This README.txt file was generated on 2025-10-04 by Erik Nelson.
GENERAL INFORMATION
- Title of Dataset: The impact of light-rail stations on income sorting in US urban areas.
- Author Information
Name: Erik Nelson
Institution: Bowdoin College
Address: 9700 College Station
Brunswick, ME 04011-8497.
Email: enelson2@bowdoin.edu
The Stata .do files in this depository generate the results that are plotted or presented in table format in the paper "The impact of light-rail stations on income sorting in US urban areas." All .do files load the needed datasets. All datasets are .xlsx format. Each Excel file contains data for the urban area that is part of the file's name. The data in each Excel file is in panel form. Each observation in a dataset represents a treated or control area i in urban area u in year t. We observe each area i's average nominal per capita and median HH income in year t = 1990, 2000, 2010, 2017, 2019, 2021, and 2022 (these are the Census years, technically income data was observed in 1989, 1999, 2006-2010, 2013-2017, 2015-2019, 2017-2021, and 2018-2022). We also observe i's centroid's coordinates (they do not change over time) and if the observation is a station area, the year the station opened.

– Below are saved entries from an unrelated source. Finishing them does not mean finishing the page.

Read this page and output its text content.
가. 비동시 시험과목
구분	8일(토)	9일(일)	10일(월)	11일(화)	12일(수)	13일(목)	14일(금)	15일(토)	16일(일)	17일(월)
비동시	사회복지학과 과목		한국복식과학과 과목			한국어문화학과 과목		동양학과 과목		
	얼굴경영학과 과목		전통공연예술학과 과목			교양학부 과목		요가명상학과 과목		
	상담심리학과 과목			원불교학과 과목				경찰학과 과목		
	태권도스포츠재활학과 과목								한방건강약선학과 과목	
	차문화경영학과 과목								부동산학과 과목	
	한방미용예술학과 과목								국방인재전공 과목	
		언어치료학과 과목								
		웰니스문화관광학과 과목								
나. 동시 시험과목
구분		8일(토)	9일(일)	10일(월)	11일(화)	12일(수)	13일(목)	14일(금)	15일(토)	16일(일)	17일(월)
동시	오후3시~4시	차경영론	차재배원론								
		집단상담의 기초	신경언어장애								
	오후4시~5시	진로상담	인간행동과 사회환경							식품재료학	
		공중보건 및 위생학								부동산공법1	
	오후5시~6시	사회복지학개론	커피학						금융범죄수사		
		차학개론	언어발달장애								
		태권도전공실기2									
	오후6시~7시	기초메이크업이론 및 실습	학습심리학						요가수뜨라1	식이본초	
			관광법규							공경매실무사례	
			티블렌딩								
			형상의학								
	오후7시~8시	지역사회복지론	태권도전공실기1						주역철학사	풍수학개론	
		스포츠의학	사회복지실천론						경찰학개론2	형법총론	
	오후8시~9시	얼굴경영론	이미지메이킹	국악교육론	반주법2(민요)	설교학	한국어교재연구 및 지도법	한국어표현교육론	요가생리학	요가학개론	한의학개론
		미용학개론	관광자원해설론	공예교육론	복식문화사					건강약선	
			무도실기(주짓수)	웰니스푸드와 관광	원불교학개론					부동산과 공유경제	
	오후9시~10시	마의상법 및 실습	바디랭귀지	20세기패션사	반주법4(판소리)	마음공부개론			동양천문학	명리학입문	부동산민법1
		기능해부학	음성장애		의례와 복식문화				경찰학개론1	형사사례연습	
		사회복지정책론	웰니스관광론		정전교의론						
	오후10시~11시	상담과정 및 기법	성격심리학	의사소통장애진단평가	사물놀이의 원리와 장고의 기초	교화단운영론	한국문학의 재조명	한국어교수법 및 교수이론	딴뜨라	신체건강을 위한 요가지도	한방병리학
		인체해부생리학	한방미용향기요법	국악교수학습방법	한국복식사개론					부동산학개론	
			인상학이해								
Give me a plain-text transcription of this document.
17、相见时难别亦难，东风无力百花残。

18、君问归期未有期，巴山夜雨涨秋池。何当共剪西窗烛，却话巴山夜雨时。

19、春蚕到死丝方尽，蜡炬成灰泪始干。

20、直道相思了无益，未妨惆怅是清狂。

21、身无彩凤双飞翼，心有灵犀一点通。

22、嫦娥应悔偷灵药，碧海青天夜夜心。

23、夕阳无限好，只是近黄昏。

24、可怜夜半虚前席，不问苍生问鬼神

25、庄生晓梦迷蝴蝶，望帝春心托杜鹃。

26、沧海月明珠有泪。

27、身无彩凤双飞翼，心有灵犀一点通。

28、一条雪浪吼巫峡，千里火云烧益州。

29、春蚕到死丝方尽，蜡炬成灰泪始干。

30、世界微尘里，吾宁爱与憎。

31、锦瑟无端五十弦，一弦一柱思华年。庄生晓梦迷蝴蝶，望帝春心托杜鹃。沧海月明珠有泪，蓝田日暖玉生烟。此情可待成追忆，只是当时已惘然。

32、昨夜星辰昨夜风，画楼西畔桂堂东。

The .do files estimate each i's distance to its central business district (CBD), convert nominal dollar values to real dollar values (2022 USD), drop irrelevant observations and variables for the analysis at hand, combine individual urban area u datasets into a pooled dataset, and finally estimate the Callaway and Sant'Anna (CS)-adjusted event studies over pooled data and individual urban area data.
Several figures were created using R code. These R scripts graph results that that were generated with the Stata .do files.
SHARING/ACCESS INFORMATION
- Licenses/restrictions placed on the data: CC0 1.0 Universal (CC0 1.0) Public Domain
- Links to publications that cite or use the data:
Erik Nelson. (2025). The impact of light-rail stations on income sorting in US urban areas. - Recommended citation for this dataset:
Erik Nelson. (2025). The impact of light-rail stations on income sorting in US urban areas. Dryad Digital Repository. https://doi.org/XXX
DATA & CODE OVERVIEW
The best way to understand how the data is used on our project is to list the .do and .r scripts used to create each figure or table in the paper. Each .do and .r script loads and uses the necessary .xlsx files.
Figure 4 uses,
A) SummaryStatistics.do.
B) The various urban area Excel worksheets.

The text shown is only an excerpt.